Le défi du partage de la valeur

L’adoption la semaine dernière au Parlement européen d’une législation renouvelée sur le droit d’auteur pourrait changer les rapports de force entre les grands acteurs d’Internet (Google, Facebook, etc.) et les producteurs de contenus. Prenant acte que l’évolution des technologies numériques a modifié radicalement la façon dont les oeuvres et autres contenus sont désormais rendus disponibles, les autorités européennes ont entrepris de revoir les équilibres entre ceux qui tirent bénéfice de la consommation en ligne des contenus et ceux qui investissent pour les produire.

Comme la plupart des lois sur le droit d’auteur, la législation européenne protège les auteurs de créations musicales ou cinématographiques, d’écrits journalistiques, de photos, de logiciels, etc. Elle protège les auteurs, mais aussi tous ceux qui auraient acquis les droits des créateurs, comme les maisons de production ou d’édition.

On s’entend généralement sur la nécessité de mieux rémunérer la création tout en préservant la liberté d’expression. Forts de ce consensus, les parlementaires européens ont adopté un texte obligeant les grands sites qui permettent aux internautes de partager des contenus comme dans les réseaux sociaux ou des vidéos en ligne comme dans YouTube à s’entendre avec les titulaires des droits d’auteur de la musique, de l’image ou de la vidéo utilisées dans les documents ainsi partagés. Ces accords et la rémunération qui y serait associée permettraient aux utilisateurs de partager les contenus soumis au droit d’auteur, et aux plateformes Internet, de les y autoriser.

En pratique, cela revient à contraindre les grandes plateformes à s’entendre avec les titulaires de droits d’auteur. Des redevances pourraient devoir être versées aux titulaires de droits à même les revenus publicitaires des plateformes. Il est difficile de prédire dans quelle mesure les plateformes seraient tentées ou obligées de limiter la faculté de partager en ligne différents contenus. Car à défaut d’entente avec les titulaires de droit, les plateformes auraient l’obligation d’empêcher la mise en ligne des oeuvres protégées.

Certains volets de la réforme soulèvent de vives oppositions. On a dénoncé la mesure comme une grave remise en cause du mécanisme fondamental d’Internet : celui qui permet de créer des liens vers des contenus. Au dire de plusieurs, c’est l’essence même de la navigation sur Internet qui se trouverait menacée. Ce qui inquiète encore plus, ce sont les dispositions qui obligeraient à mettre en place un filtrage des contenus afin de laisser passer uniquement ceux qui seraient autorisés par les détenteurs de droits.

Moyennant certaines exceptions, exonérant par exemple les petits sites ou le simple partage d’hyperliens vers des articles ou des mots isolés, le Parlement européen accroît ainsi les responsabilités des plateformes en les obligeant à garantir la protection du droit d’auteur.
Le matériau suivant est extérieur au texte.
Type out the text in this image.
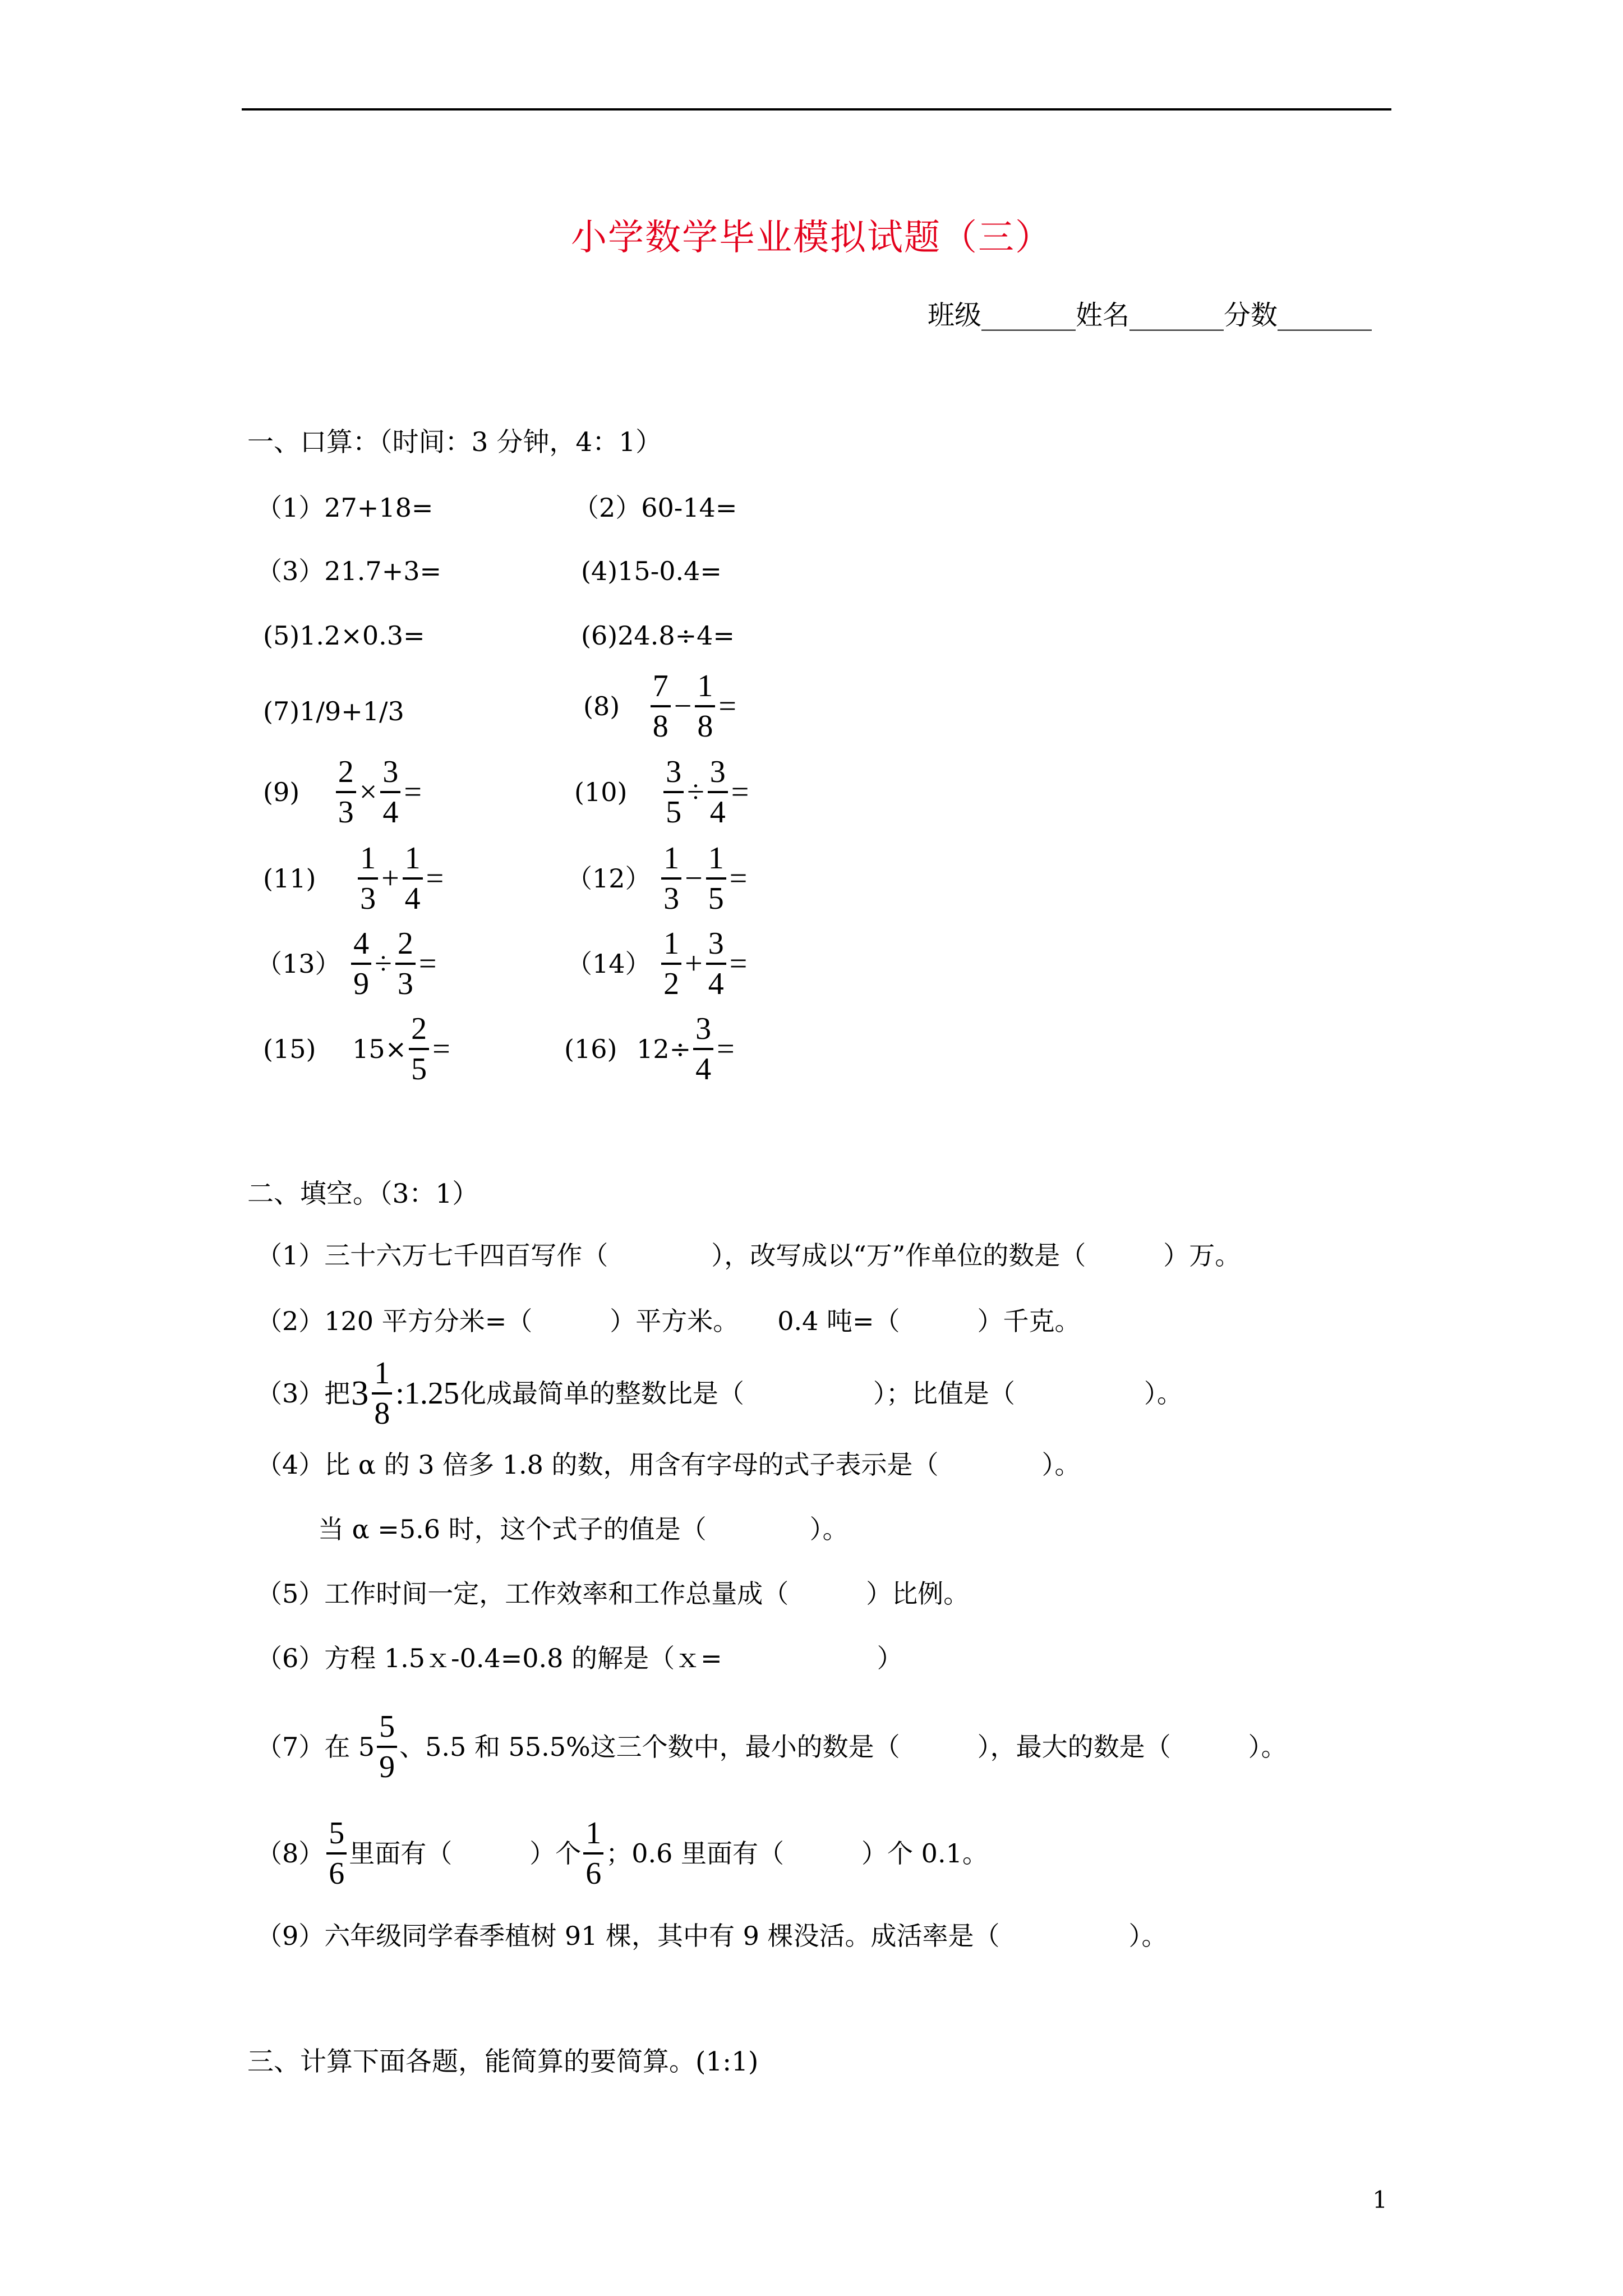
小学数学毕业模拟试题（三）
班级_______姓名_______分数_______
一、口算：（时间：3 分钟，4：1）
（1）27+18=	（2）60-14=
（3）21.7+3=	(4)15-0.4=
(5)1.2×0.3=	(6)24.8÷4=
(7)1/9+1/3	$(8) \frac{7}{8} - \frac{1}{8}$ =
$(9) \frac{2}{3} \times \frac{3}{4}$ =	$(10) \frac{3}{5} \div \frac{3}{4}$ =
$(11) \frac{1}{3} + \frac{1}{4}$ =	$(12) \frac{1}{3} - \frac{1}{5}$ =
$(13) \frac{4}{9} \div \frac{2}{3}$ =	$(14) \frac{1}{2} + \frac{3}{4}$ =
(15) $15\times \frac{2}{5}$ =	(16) $12\div \frac{3}{4}$ =
二、填空。（3：1）
（1）三十六万七千四百写作（　　　　），改写成以“万”作单位的数是（　　　）万。
（2）120 平方分米=（　　　）平方米。　　0.4 吨=（　　　）千克。
（3）把$3 \frac{1}{8}$ :1.25化成最简单的整数比是（　　　　　）；比值是（　　　　　）。
（4）比 α 的 3 倍多 1.8 的数，用含有字母的式子表示是（　　　　）。
当 α =5.6 时，这个式子的值是（　　　　）。
（5）工作时间一定，工作效率和工作总量成（　　　）比例。
（6）方程 1.5ｘ-0.4=0.8 的解是（ｘ=　　　　　　）
（7）在 $5 \frac{5}{9}$ 、5.5 和 55.5%这三个数中，最小的数是（　　　），最大的数是（　　　）。
$(8) \frac{5}{6}$ 里面有（　　　）个 $\frac{1}{6}$ ；0.6 里面有（　　　）个 0.1。
（9）六年级同学春季植树 91 棵，其中有 9 棵没活。成活率是（　　　　　）。
三、计算下面各题，能简算的要简算。(1:1)
1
Mais les portails comme Google qui agrègent des articles provenant de journaux en ligne et republient une partie de ces contenus (photos, extraits) pourraient avoir à modifier leur modèle de fonctionnement. Même chose pour Facebook qui aspire les illustrations associées à un article de presse lorsqu’un usager le partage avec d’autres.

D’aucuns craignent les effets pervers de la mesure européenne. Si elles sont obligées de rémunérer les détenteurs de droits lorsqu’un internaute partage un contenu, les grandes plateformes pourraient être tentées de limiter la faculté des internautes à partager ces contenus ou même rendre ceux-ci plus difficiles à trouver sur les plateformes et moteurs de recherche. La visibilité en ligne des médias d’information et autres contenus originaux pourrait en pâtir.

Par-delà les controverses dont elle fait l’objet, la nouvelle réglementation européenne du droit d’auteur témoigne d’une tendance lourde. Les autorités étatiques font face à des pressions croissantes afin de rééquilibrer les iniquités dans le partage de la valeur générée par la communication en ligne.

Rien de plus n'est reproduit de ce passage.